Série débutée en 2001 et dérivée d’une autre série culte (Resident Evil), Devil May Cry a su s’imposer comme l’une des références du beat them all. Son principal atout venant principalement de son héros « top cool » qui défouraille avec style tout ennemi se trouvant sur son chemin. Pour ce quatrième épisode, la série s’invite enfin sur la génération actuelle de consoles et se risque même à introduire un nouveau héros pour le faire rivaliser avec l’illustre Dante. Alors pari réussi ?
Quoi de neuf du côté de l’enfer ? Comme nous vous l’annoncions précédemment, la principale nouveauté de ce quatrième opus, c’est l’arrivée d’un nouveau héros, tout beau tout chaud nommé Nero (je tiens à exprimer mes excuses à tous les allergiques aux rimes de mauvais goût). Les habitués de la série seront peut être choqués en apprenant cela, mais qu’ils se rassurent, ce dernier est tout aussi classieux que son aîné. Armé de sa fidèle épée « Red Queen » et de son révolver préféré, il excelle lui aussi dans l’extermination de monstres à la chaine. Ce nouveau personnage apportera même avec lui quelques nouveautés à un gameplay déjà bien rodé. En effet, Nero peut enflammer son épée grâce à une sorte de moteur installé sur la poignée (oui je sais, dit comme ça, ça peut sembler étrange…). Ceci a pour effet de rendre les attaques de notre nouvel ami bien plus destructrices. Autre particularité pour notre n’Héros (pfiou je me suis dépassé sur celui-là), ses parents ont cru bon de lui greffer un bras démoniaque nommé « Devil Bringer ». Cela lui permet par exemple de saisir ses ennemis par le cou et leur écraser la tête sur le sol, d’attraper ses ennemis à distance, et plus tard de traverser de larges crevasses grâce à un pouvoir particulier récupéré dans la première partie du jeu.
Ah mais je vous connais vous !Pour ceux qui, malgré toutes les qualités de Nero que je viens de vous vanter, n’en ont pas encore assez, et bien sachez qu’une fois à mi-parcours dans le jeu, ce bon vieux Dante sera de nouveau de la partie. Ah je vois déjà les mines réjouies des fans de la première heure. Bien évidemment, il a également apporté son matériel habituel : pistolets, fusil à pompe et épée bien affutée. Petite nouveauté, dans cet épisode, Dante a la possibilité de changer de style comme bon lui semble, même pendant un enchainement déjà débuté. Pour ceux qui ne connaitraient pas encore la série, comprenez par là que Dante a le choix entre plusieurs styles de combat (Trickster, Swordmaster, Gunslinger, Royal Guard). Suivant le style sélectionné, l’action effectuée en appuyant sur le bouton action sera différente. On regrettera tout de même que les niveaux visités avec Dante soient quasiment les mêmes que ceux parcourus dans la première partie du jeu avec Nero… Autant dire que l’on a l’impression que la durée de vie a été augmentée artificiellement et l’on aurait préféré des niveaux différents.
Montre-moi ta technique Techniquement, autant dire que le soft est particulièrement bon. Des animations très détaillées et splendides, une fluidité à toute épreuve, rien à redire de ce côté-la. Graphiquement, on approche également de la perfection. Cette qualité ne cesse de mettre en valeur le design si particulier du titre. La réussite du titre vient notamment du fait que malgré les changements d’ambiance, on n’a pas l’impression de passer du coq à l’âne et l’ensemble reste très cohérent.
On regrettera tout de même que les ombres portées soient autant pixellisées (ceci est particulièrement visible dans les niveaux se déroulant dans la jungle). Enfin au niveau des reproches techniques, on peut ajouter les quelques soucis de caméra.

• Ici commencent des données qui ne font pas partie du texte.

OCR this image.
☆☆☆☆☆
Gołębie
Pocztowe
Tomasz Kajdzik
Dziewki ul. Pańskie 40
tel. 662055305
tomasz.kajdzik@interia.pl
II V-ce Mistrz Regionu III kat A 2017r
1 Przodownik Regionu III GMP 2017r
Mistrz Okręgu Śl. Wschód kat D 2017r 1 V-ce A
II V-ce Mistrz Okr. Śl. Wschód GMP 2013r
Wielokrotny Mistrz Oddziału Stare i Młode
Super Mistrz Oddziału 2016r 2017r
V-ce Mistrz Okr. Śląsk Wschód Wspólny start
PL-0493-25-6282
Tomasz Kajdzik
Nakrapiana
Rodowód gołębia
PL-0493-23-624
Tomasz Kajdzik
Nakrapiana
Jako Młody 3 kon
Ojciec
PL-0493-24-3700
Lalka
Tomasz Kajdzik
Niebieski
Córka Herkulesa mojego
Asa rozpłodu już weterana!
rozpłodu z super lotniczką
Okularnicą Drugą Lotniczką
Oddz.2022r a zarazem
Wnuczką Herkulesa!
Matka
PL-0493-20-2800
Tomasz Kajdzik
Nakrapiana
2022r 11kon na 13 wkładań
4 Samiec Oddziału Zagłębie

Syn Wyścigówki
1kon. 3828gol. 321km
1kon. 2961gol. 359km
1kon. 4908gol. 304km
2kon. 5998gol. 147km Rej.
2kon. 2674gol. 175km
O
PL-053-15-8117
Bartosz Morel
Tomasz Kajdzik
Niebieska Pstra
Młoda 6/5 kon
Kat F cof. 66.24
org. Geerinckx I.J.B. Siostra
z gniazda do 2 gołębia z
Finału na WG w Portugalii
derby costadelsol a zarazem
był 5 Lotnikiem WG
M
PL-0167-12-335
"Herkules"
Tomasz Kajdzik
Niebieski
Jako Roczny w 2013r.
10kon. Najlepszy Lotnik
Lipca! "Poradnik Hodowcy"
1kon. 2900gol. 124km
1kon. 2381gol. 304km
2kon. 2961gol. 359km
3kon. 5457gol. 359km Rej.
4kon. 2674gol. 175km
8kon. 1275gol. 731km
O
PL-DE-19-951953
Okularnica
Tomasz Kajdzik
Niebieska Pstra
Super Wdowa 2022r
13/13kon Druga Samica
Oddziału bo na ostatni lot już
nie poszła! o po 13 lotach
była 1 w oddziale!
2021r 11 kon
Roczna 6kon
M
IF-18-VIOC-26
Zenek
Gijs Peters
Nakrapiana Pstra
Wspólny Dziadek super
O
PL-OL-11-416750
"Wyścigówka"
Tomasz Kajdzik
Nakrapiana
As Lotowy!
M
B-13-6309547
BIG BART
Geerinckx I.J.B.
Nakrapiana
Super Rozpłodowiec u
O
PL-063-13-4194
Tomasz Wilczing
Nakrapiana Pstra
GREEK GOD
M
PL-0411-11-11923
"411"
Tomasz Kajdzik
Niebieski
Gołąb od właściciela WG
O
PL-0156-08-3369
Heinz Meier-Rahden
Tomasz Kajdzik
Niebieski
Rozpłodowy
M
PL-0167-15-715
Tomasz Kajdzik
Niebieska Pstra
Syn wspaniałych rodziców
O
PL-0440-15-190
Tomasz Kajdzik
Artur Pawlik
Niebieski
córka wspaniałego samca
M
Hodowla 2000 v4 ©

Bien moins présents que dans les précédentes versions, ils viennent tout de même gâcher un peu le plaisir, surtout lors de phases de plate-forme particulièrement corsées.
La divine comédieConcernant le scénario, on reste dans le ton de ce qui se fait depuis les débuts de la série (on sent bien l’influence de Resident Evil au niveau de la narration). Rien de bien transcendant, mais les différentes cinématiques et la mise en scène parviennent à tenir en haleine le joueur. L’accent est particulièrement porté sur la dualité entre Nero et Dante, et cela nous donne droit à des passages voués à devenir cultes. Notons également des thèmes musicaux particulièrement réussis, notamment celui de l’écran de fin que j’ai personnellement adoré. Pour rester au niveau du son, sachez que les doublages en anglais (sous-titrés en français) sont eux aussi de bonne facture.